Manning got a jumpstart on practicing with the new Three Amigos when he invited them to work out with him and his brother at Duke University this spring.

"Especially as a quarterback, you like wide receivers that like to work, that like to perfect their craft, and all three of those guys really like to do that," Manning said.

Welker was Tom Brady's favorite receiver for six seasons in New England, but when he became a free agent, he jumped at the chance to work with Manning.

The pair got a head start by working out at Duke.

"We've put a lot of time in together as individuals, but just versus air," Manning said. "We've spent a lot of time talking, as well, and going against a defense. We'll continue to learn, and there'll be some things we need to work on and improve, but that's what OTAs and training camp are for."

Manning seems relieved that he's back to working on tweaks, rather than making all the adjustments himself as he had to do a year ago after his departure from Indy, where he spent his first 14 seasons as a pro.

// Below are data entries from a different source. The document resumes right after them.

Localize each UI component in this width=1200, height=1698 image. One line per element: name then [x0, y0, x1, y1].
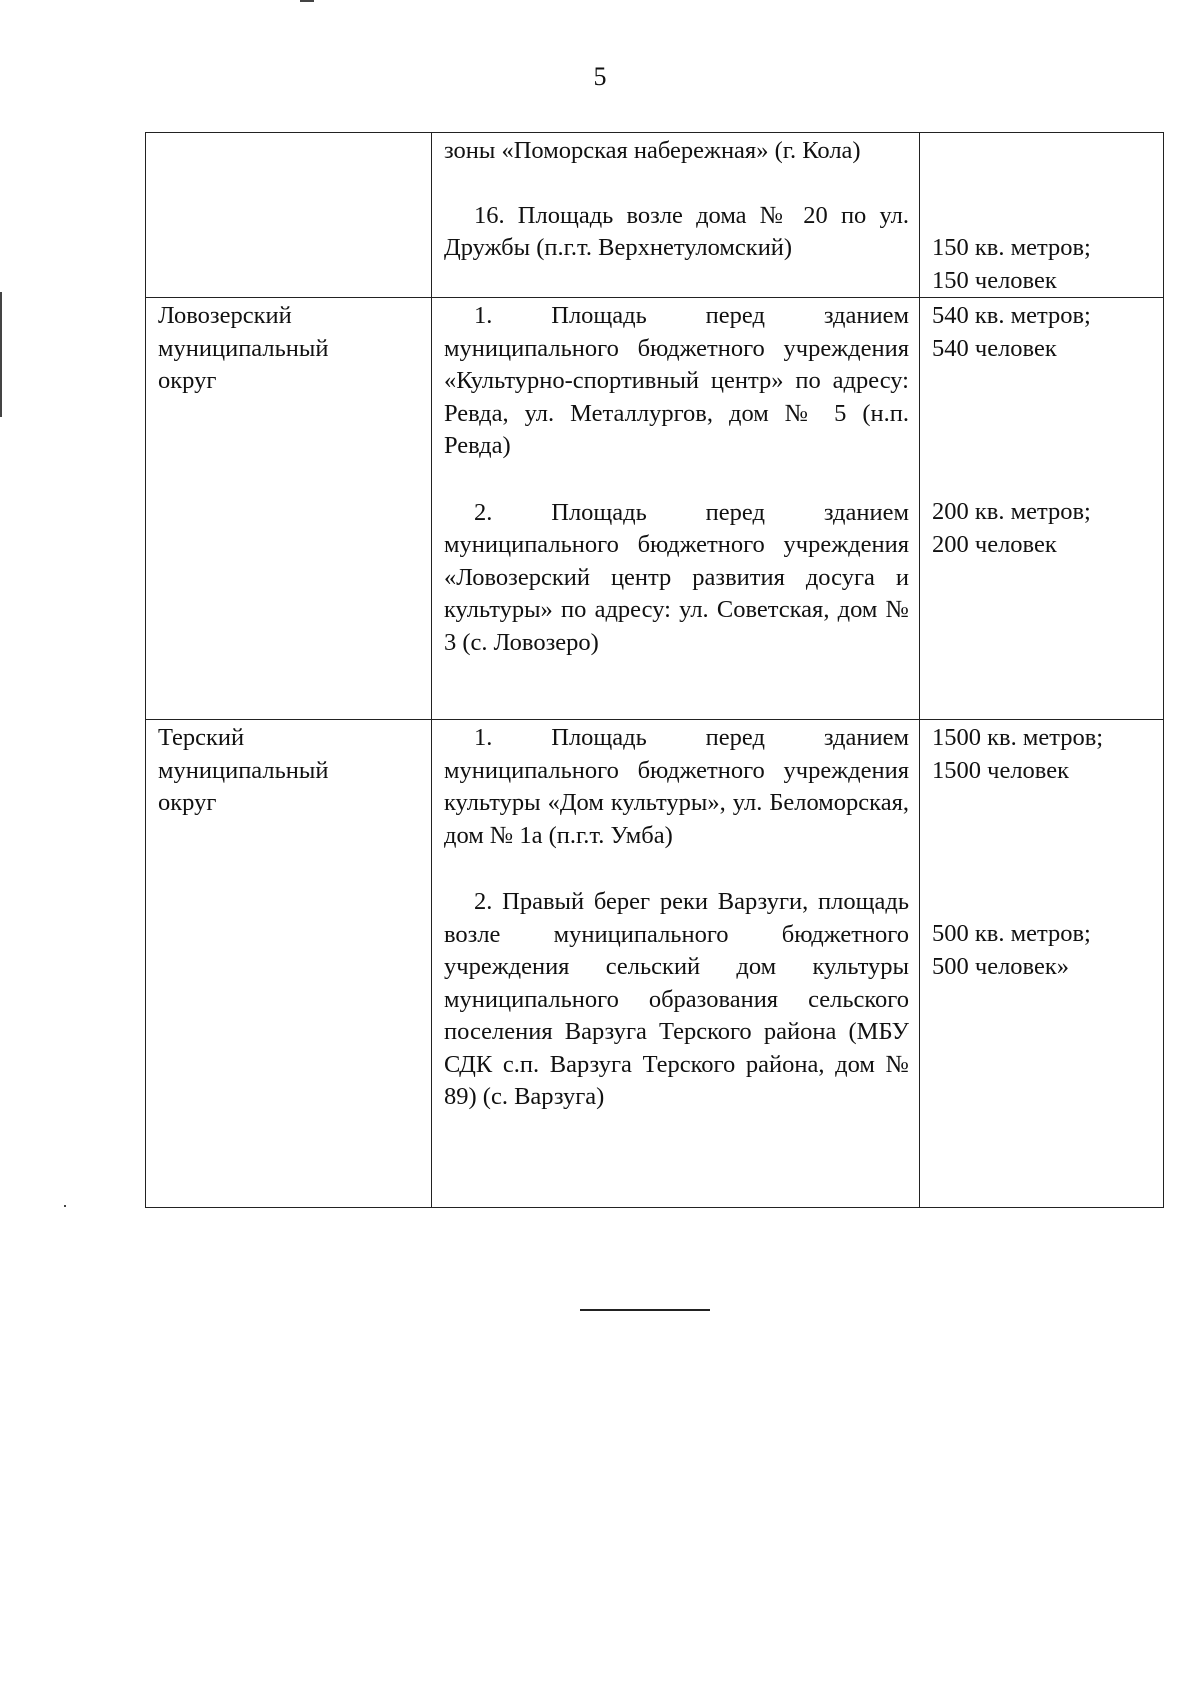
- scan-mark: [0, 292, 2, 417]
- location-cell: [432, 133, 920, 298]
- people-value: 500 человек»: [932, 952, 1069, 980]
- capacity-cell: [920, 720, 1164, 1208]
- area-value: 1500 кв. метров;: [932, 724, 1104, 751]
- capacity-cell: [920, 133, 1164, 298]
- scan-mark: [64, 1205, 66, 1207]
- location-item: 1. Площадь перед зданием муниципального бюджетного учреждения культуры «Дом культуры», ул. Беломорская, дом № 1а (п.г.т. Умба): [444, 724, 909, 849]
- page-number: 5: [593, 62, 607, 91]
- people-value: 200 человек: [932, 530, 1057, 558]
- area-value: 540 кв. метров;: [932, 302, 1091, 329]
- table-row: [146, 298, 1164, 720]
- area-value: 500 кв. метров;: [932, 920, 1091, 947]
- capacity-cell: [920, 298, 1164, 720]
- location-item: 1. Площадь перед зданием муниципального бюджетного учреждения «Культурно-спортивный центр» по адресу: Ревда, ул. Металлургов, дом № 5 (н.п. Ревда): [444, 302, 909, 459]
- area-value: 150 кв. метров;: [932, 234, 1091, 261]
- district-cell: [146, 133, 432, 298]
- people-value: 540 человек: [932, 334, 1057, 362]
- table-row: [146, 133, 1164, 298]
- area-value: 200 кв. метров;: [932, 498, 1091, 525]
- location-item: 16. Площадь возле дома № 20 по ул. Дружбы (п.г.т. Верхнетуломский): [444, 201, 909, 261]
- location-cell: [432, 298, 920, 720]
- scan-mark: [300, 0, 314, 2]
- end-separator-line: [580, 1309, 710, 1311]
- table-row: [146, 720, 1164, 1208]
- location-item: 2. Площадь перед зданием муниципального бюджетного учреждения «Ловозерский центр развития досуга и культуры» по адресу: ул. Советская, дом № 3 (с. Ловозеро): [444, 498, 909, 656]
- location-item: 2. Правый берег реки Варзуги, площадь возле муниципального бюджетного учреждения сельский дом культуры муниципального образования сельского поселения Варзуга Терского района (МБУ СДК с.п. Варзуга Терского района, дом № 89) (с. Варзуга): [444, 888, 909, 1110]
- location-item: зоны «Поморская набережная» (г. Кола): [444, 137, 861, 164]
- district-cell: [146, 720, 432, 1208]
- locations-table: [145, 132, 1164, 1208]
- location-cell: [432, 720, 920, 1208]
- district-name: Ловозерский муниципальный округ: [158, 302, 329, 394]
- people-value: 150 человек: [932, 266, 1057, 294]
- people-value: 1500 человек: [932, 756, 1069, 784]
- district-name: Терский муниципальный округ: [158, 724, 329, 816]
- district-cell: [146, 298, 432, 720]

"We have a new offensive coordinator, but I do think there is more of a comfort level for the guys that are returning," Manning said. "I know that I do feel more comfortable, but I do think you always have to challenge yourselves to learn new things, to work on your weaknesses in the offseason."

Manning said he still gets lost driving around Denver, but his growing comfort level is evident in the pranks he keeps pulling on his teammates.

He engineered a gag in which Decker sneaked up on right tackle Orlando Franklin at a Yankees-Rockies game earlier this month and smashed the 330-pound lineman in the face with a shaving cream pie while he was doing a live TV interview.

Decker, by the way, was the victim this spring when Manning tricked him into thinking he owed $3,000 to cover the costs of working out with him at Duke.

One of Manning's favorite tricks is befuddling teammates by switching their iPhone language to Chinese.

"I actually caught him in the middle of it," tight end Joel Dreessen said. "I was in the shower and I get back to my locker and he was standing at my locker with a towel."

Dreessen plotted his revenge and actually carried it out — before having second thoughts.

"He was charging his iPad at my locker, so I set a dog barking alarm to go off at like 2 in the morning," said Dreessen, certain that the meticulous Manning would take his digital playbook home with him as always.

"I got home that night and I was like, 'Man, he's got twin babies and I don't want to wake his wife up.' So I totally chickened out and I texted him that night, 'Hey, I set your iPad to go off at 2 in the morning. Turn it off.' He's like, 'Actually, I didn't bring it home.'"

Manning is the one who lined up a bus to take three dozen of his teammates for a night of bonding at the ballpark. He said he got the idea after coach John Fox gathered his players for a nine-hole golf tournament last year.

"It's probably a good thing it's nine holes and not 18 — 40 sets of rental clubs last year, which tells you how many non-golfers we have on this team. But it's fun," Manning said.

"It's little things like that that I've always thought made a difference. The good teams that I've been on in the past had guys that got along, guys that went out to dinner, guys that hung out, spent time away from the playing field. I've always thought that's important. I think it can win a game for you sometime down the road."